A more-significant and better-planned victory was won the next day, when Demosthenes took full advantage of his superior military intelligence and his allies’ knowledge of the land. He found out that Ambraciot reinforcements, unaware of the defeat at Olpae, were on their way to help their countrymen. He dispatched units to ambush the roads and take control of commanding sites. When the Ambraciots arrived at a place called Idomene and occupied the smaller of two hills there, they did not know that Demosthenes’ advance force was already hidden on the larger hill. Under cover of night, Demosthenes sent half of his army by a roundabout way, either to the enemy camp or to catch fleeing Ambraciots, while taking the other half on a direct route. At the head of his force he placed Messenian troops, who used their Dorian dialect to mislead Ambraciot sentries (who spoke a similar dialect) into mistaking them for friendly soldiers. At dawn, he attacked the enemy and caught them completely unprepared, with the advance party on the adjacent hill presumably joining the attack. Many Ambraciots were slaughtered, and others fled straight into Demosthenes’ ambushes or to unfamiliar ground, where the local and lighter-armed Amphilochians had an easy time pinning them down with their javelins. The Ambraciots who made it to the sea swam away in fear of the Amphilochians, their bitterest enemies, only to be killed by the Athenians who patrolled the water.

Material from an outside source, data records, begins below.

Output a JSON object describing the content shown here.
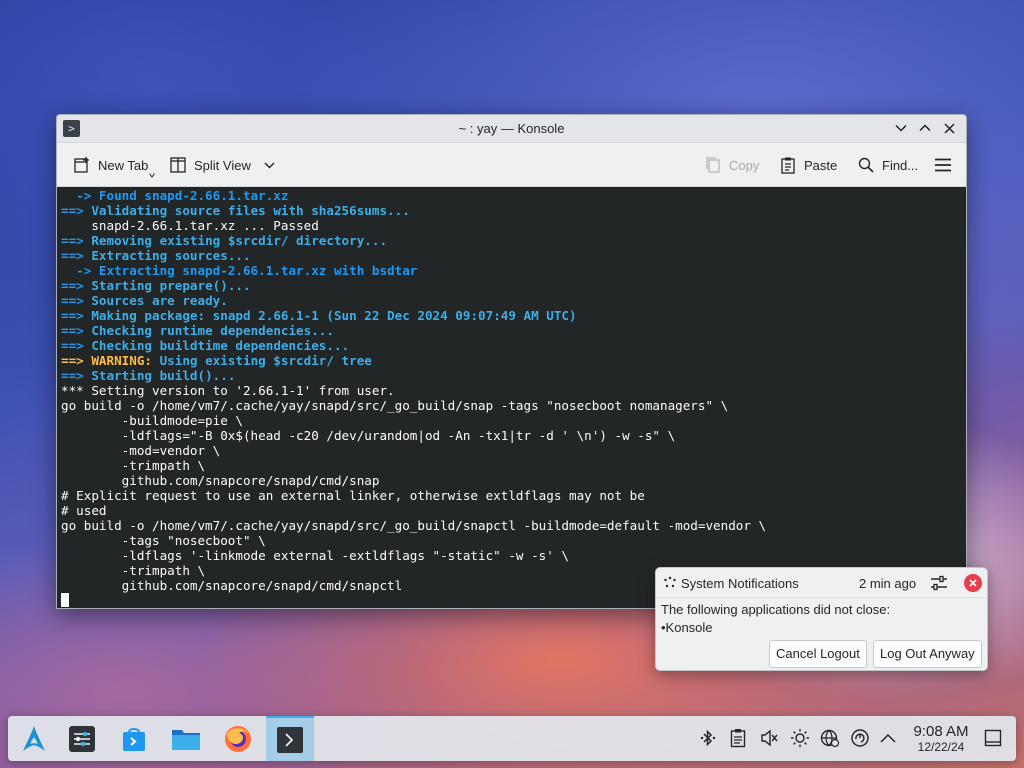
{
  "window": {
    "title": "~ : yay — Konsole",
    "toolbar": {
      "new_tab": "New Tab",
      "split_view": "Split View",
      "copy": "Copy",
      "paste": "Paste",
      "find": "Find..."
    }
  },
  "terminal": {
    "lines": [
      [
        {
          "t": "  -> Found snapd-2.66.1.tar.xz",
          "c": "blue"
        }
      ],
      [
        {
          "t": "==> ",
          "c": "blue"
        },
        {
          "t": "Validating source files with sha256sums...",
          "c": "bluetext"
        }
      ],
      [
        {
          "t": "    snapd-2.66.1.tar.xz ... Passed",
          "c": "plain"
        }
      ],
      [
        {
          "t": "==> ",
          "c": "blue"
        },
        {
          "t": "Removing existing $srcdir/ directory...",
          "c": "bluetext"
        }
      ],
      [
        {
          "t": "==> ",
          "c": "blue"
        },
        {
          "t": "Extracting sources...",
          "c": "bluetext"
        }
      ],
      [
        {
          "t": "  -> Extracting snapd-2.66.1.tar.xz with bsdtar",
          "c": "blue"
        }
      ],
      [
        {
          "t": "==> ",
          "c": "blue"
        },
        {
          "t": "Starting prepare()...",
          "c": "bluetext"
        }
      ],
      [
        {
          "t": "==> ",
          "c": "blue"
        },
        {
          "t": "Sources are ready.",
          "c": "bluetext"
        }
      ],
      [
        {
          "t": "==> ",
          "c": "blue"
        },
        {
          "t": "Making package: snapd 2.66.1-1 (Sun 22 Dec 2024 09:07:49 AM UTC)",
          "c": "bluetext"
        }
      ],
      [
        {
          "t": "==> ",
          "c": "blue"
        },
        {
          "t": "Checking runtime dependencies...",
          "c": "bluetext"
        }
      ],
      [
        {
          "t": "==> ",
          "c": "blue"
        },
        {
          "t": "Checking buildtime dependencies...",
          "c": "bluetext"
        }
      ],
      [
        {
          "t": "==> WARNING: ",
          "c": "yellow"
        },
        {
          "t": "Using existing $srcdir/ tree",
          "c": "bluetext"
        }
      ],
      [
        {
          "t": "==> ",
          "c": "blue"
        },
        {
          "t": "Starting build()...",
          "c": "bluetext"
        }
      ],
      [
        {
          "t": "*** Setting version to '2.66.1-1' from user.",
          "c": "plain"
        }
      ],
      [
        {
          "t": "go build -o /home/vm7/.cache/yay/snapd/src/_go_build/snap -tags \"nosecboot nomanagers\" \\",
          "c": "plain"
        }
      ],
      [
        {
          "t": "        -buildmode=pie \\",
          "c": "plain"
        }
      ],
      [
        {
          "t": "        -ldflags=\"-B 0x$(head -c20 /dev/urandom|od -An -tx1|tr -d ' \\n') -w -s\" \\",
          "c": "plain"
        }
      ],
      [
        {
          "t": "        -mod=vendor \\",
          "c": "plain"
        }
      ],
      [
        {
          "t": "        -trimpath \\",
          "c": "plain"
        }
      ],
      [
        {
          "t": "        github.com/snapcore/snapd/cmd/snap",
          "c": "plain"
        }
      ],
      [
        {
          "t": "# Explicit request to use an external linker, otherwise extldflags may not be",
          "c": "plain"
        }
      ],
      [
        {
          "t": "# used",
          "c": "plain"
        }
      ],
      [
        {
          "t": "go build -o /home/vm7/.cache/yay/snapd/src/_go_build/snapctl -buildmode=default -mod=vendor \\",
          "c": "plain"
        }
      ],
      [
        {
          "t": "        -tags \"nosecboot\" \\",
          "c": "plain"
        }
      ],
      [
        {
          "t": "        -ldflags '-linkmode external -extldflags \"-static\" -w -s' \\",
          "c": "plain"
        }
      ],
      [
        {
          "t": "        -trimpath \\",
          "c": "plain"
        }
      ],
      [
        {
          "t": "        github.com/snapcore/snapd/cmd/snapctl",
          "c": "plain"
        }
      ]
    ]
  },
  "notification": {
    "app_name": "System Notifications",
    "time": "2 min ago",
    "message": "The following applications did not close:",
    "item": "•Konsole",
    "cancel_label": "Cancel Logout",
    "logout_label": "Log Out Anyway"
  },
  "taskbar": {
    "launchers": [
      "application-launcher-icon",
      "system-settings-icon",
      "discover-icon",
      "file-manager-icon",
      "firefox-icon",
      "konsole-icon"
    ],
    "tray": [
      "bluetooth-icon",
      "clipboard-icon",
      "volume-muted-icon",
      "brightness-icon",
      "network-icon",
      "update-icon",
      "show-hidden-icon"
    ],
    "clock_time": "9:08 AM",
    "clock_date": "12/22/24"
  },
  "colors": {
    "accent": "#3daee9",
    "terminal_bg": "#232627",
    "terminal_blue": "#1d99f3",
    "terminal_warning": "#fdbc4b",
    "close_red": "#e83d4c"
  }
}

Thucydides was so impressed by the magnitude of Demosthenes’ victory that he used it to narrate a short tragedy (or a macabre comedy) of errors played by an Ambraciot herald and an anonymous victorious soldier. The herald, knowing nothing of what had happened at Idomene, came to ask for the bodies of 200 soldiers who had died after the battle of Olpae the day before. He was puzzled by the amount of stripped arms on the ground, which suggested about 1,000 dead. The victorious soldier, who thought the herald had come to ask for the dead of Idomene, did not understand the herald’s surprise. When the herald finally realized the size of the calamity, he went away, forgetting his whole mission. Thucydides adds to their dialogue the claim that this was the greatest disaster to befall a single Greek city in such a short time in the course of the war, saying that he refuses to record how many Ambraciots died lest he be disbelieved. The historian’s implied sympathy for the losses of the defeated city does not negate the tribute he thus paid to Demosthenes’ victory. Yet, as much as Demosthenes deserved credit for his victories at Olpae and Idomene, their consequences were something of a disappointment. When he suggested to his allies that they follow up the victory with the capture of the now greatly weakened Ambracia, they refused. Thucydides sensibly suggests that they feared mighty Athens would take over the city, making it an unwelcome neighbor. What the historian does not say is that Demosthenes had to concede to the Acarnanians, because, just as in Aetolia, he was dependent on allies who would cooperate with Athenian generals only so far as it served them. Indeed, the Acarnanians and the Amphilochians soon made peace with Ambracia, which even received a garrison of 300 hoplites from Corinth, Athens’ foe.

The victories in northwestern Greece allowed Demosthenes to return to Athens without fear of public prosecution for his earlier failure. Three hundred enemy panoplies that survived the trip home commemorated his accomplishments in Athenian temples, and Demosthenes must have had little trouble getting choice military assignments in the future.